Optical character recognition algorithms, or OCR, got better and better. Using OCR, it became increasingly easy for bot writers to solve a CAPTCHA.

CAPTCHA generators responded by changing distortion patterns or adding noise to the images in an attempt to stay one step ahead. In the end, however, the bots won out.

As the field of machine learning advanced, it became increasingly easy to solve even the most cryptic image-based CAPTCHA. In fact, solving an image-based CAPTCHA is often used to test how good an AI program is at object recognition.

The emergence of reCAPTCHAs

Not willing to stand by and let the bots take over, researchers responded with their own AI-based weapon in the form of the behavior-based reCATPCHA v2 (now owned by Google). This model does away with images and instead attempts to classify a site visitor as a bot or a human-based on a multitude of factors including how the visitor interacts with the site.

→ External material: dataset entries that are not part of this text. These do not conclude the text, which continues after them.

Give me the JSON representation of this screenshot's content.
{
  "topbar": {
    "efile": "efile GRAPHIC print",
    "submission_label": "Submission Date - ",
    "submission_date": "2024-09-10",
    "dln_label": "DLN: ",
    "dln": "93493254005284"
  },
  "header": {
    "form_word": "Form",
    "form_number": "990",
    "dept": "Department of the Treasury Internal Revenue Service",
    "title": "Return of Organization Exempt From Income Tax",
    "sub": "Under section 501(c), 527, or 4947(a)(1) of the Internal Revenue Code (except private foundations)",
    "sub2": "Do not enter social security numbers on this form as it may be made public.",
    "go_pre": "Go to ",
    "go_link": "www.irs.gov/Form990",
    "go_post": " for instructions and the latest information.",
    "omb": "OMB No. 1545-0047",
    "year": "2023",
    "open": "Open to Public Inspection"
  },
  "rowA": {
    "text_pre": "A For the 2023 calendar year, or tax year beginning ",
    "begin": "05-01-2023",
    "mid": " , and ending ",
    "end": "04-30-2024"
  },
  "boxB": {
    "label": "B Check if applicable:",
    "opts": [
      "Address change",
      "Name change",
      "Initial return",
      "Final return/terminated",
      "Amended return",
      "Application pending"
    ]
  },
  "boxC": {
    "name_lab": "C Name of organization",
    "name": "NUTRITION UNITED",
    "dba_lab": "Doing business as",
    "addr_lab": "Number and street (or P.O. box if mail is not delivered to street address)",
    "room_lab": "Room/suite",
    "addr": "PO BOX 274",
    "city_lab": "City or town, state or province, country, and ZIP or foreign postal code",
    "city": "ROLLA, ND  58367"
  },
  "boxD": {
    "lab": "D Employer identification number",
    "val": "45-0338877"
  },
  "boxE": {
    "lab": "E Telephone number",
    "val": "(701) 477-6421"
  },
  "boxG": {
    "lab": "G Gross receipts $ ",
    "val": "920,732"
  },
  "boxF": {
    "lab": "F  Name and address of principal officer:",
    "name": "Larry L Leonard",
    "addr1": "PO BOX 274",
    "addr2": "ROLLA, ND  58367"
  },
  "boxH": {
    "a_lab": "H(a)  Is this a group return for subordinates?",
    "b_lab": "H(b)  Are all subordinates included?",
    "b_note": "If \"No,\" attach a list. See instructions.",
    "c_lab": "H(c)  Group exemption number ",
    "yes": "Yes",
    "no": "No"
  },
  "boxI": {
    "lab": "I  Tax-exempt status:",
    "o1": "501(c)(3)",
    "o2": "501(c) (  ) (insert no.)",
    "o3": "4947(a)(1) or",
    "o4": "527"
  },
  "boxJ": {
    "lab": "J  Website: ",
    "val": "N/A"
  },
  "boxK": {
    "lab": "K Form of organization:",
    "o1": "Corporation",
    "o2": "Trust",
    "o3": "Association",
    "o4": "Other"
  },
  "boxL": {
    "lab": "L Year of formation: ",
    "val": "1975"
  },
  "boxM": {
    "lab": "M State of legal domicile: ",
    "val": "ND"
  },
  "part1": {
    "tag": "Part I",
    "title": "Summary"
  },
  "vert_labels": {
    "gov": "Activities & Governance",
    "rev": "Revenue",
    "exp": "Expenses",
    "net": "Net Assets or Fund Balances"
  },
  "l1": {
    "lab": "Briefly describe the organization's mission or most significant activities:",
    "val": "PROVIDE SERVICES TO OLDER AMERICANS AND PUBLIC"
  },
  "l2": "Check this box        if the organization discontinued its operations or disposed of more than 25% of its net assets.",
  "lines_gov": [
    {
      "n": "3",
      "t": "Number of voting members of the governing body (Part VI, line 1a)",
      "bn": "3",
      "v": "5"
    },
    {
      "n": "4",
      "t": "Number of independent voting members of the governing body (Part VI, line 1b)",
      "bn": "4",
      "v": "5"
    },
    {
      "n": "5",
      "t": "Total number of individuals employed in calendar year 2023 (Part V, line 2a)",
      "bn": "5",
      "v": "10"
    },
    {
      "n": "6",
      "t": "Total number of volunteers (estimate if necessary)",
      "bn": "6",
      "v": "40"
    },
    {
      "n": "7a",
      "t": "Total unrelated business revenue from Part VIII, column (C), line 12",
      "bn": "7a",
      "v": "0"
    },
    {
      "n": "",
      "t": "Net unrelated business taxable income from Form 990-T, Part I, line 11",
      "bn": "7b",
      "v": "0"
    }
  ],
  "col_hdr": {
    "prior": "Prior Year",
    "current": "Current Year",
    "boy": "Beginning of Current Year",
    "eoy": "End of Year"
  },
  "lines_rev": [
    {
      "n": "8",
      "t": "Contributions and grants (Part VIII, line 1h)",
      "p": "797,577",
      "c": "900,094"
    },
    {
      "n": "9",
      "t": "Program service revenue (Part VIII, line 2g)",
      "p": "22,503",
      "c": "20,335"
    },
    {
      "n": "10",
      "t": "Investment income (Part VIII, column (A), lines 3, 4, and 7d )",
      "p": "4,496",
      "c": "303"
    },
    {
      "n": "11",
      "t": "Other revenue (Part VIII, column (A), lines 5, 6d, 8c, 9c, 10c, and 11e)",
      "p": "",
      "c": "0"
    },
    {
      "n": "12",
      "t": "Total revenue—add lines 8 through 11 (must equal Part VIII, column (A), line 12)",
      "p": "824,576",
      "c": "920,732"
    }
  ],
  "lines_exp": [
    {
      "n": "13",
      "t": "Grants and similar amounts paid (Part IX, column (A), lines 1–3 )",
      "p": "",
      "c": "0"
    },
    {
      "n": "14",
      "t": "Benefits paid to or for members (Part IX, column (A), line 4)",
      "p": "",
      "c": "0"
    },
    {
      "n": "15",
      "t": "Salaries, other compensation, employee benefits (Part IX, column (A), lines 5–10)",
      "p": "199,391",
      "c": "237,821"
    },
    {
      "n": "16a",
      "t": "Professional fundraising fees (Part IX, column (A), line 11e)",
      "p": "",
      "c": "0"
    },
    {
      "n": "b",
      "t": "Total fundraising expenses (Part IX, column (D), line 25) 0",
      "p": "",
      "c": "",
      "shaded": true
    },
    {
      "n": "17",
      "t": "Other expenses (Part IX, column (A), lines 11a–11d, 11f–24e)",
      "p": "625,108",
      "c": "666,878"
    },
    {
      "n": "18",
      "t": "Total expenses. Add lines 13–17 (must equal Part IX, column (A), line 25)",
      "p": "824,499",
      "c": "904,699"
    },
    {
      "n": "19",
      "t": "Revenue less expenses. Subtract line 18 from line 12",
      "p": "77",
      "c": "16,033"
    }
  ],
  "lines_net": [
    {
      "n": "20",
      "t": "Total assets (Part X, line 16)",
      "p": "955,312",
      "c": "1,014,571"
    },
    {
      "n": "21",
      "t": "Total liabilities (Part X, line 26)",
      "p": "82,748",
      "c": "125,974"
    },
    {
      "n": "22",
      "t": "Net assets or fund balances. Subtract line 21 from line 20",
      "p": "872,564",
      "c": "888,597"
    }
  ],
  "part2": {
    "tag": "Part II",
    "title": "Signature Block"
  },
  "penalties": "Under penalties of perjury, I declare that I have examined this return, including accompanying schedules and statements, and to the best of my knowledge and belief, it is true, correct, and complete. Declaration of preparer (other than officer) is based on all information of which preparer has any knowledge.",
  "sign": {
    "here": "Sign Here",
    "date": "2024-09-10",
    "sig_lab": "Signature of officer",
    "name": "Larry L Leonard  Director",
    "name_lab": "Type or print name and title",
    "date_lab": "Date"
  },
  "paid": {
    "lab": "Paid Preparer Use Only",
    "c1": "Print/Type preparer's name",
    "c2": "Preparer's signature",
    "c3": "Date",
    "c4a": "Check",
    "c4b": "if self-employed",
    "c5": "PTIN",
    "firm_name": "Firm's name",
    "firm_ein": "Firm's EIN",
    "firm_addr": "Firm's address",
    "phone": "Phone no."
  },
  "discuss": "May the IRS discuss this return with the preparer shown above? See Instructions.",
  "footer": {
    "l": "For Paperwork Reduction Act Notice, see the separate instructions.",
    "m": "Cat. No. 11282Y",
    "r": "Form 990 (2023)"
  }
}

When the visitor is asked to affirm that they are not a robot, these environmental and behavioral factors are scored based on a statistical model. If the score passes a certain threshold, you get to buy your concert tickets. If not, you will be asked to classify a series of images to prove that you are a person.

By classifying images, not only are you proving your humanity, you are actually helping to improve Google’s object classification models.

About reCAPTCHA v3

Version 3 of the reCAPTCHA takes this concept even further by doing away with the affirmation entirely. Website developers who deploy this version can use these behavior-based scores to create their own affirmations or to deploy their own fraud prevention strategies.

A site may want to set a low threshold to allow a visitor to post to a discussion thread, but set a high threshold to submit a contact form. Both can be accomplished without friction, and the site can take the appropriate action based on their specific needs.

The behavior-based CAPTCHA using the power of AI and heaps of data has proven to be an effective weapon against bots. Of course, if it’s possible to determine if a visitor is a human using a statistical model, it’s also possible for a bot to pretend to be a human using the right software and a similar model.

As the field of software AI continues to advance, the arms race between bots and those that would stop them will continue, at least until the bots become so good that we willingly allow them to buy concert tickets for us.

Key takeways

Deploying a sophisticated spam management strategy is no longer optional. Without the right protection in place, bots will find ways to manipulate your web forms.

If you’ve noticed an uptick in junk submissions through your web forms, it might be time to consider an update that solves your spam problem while keeping it as easy as possible for your customers to submit a request or comment.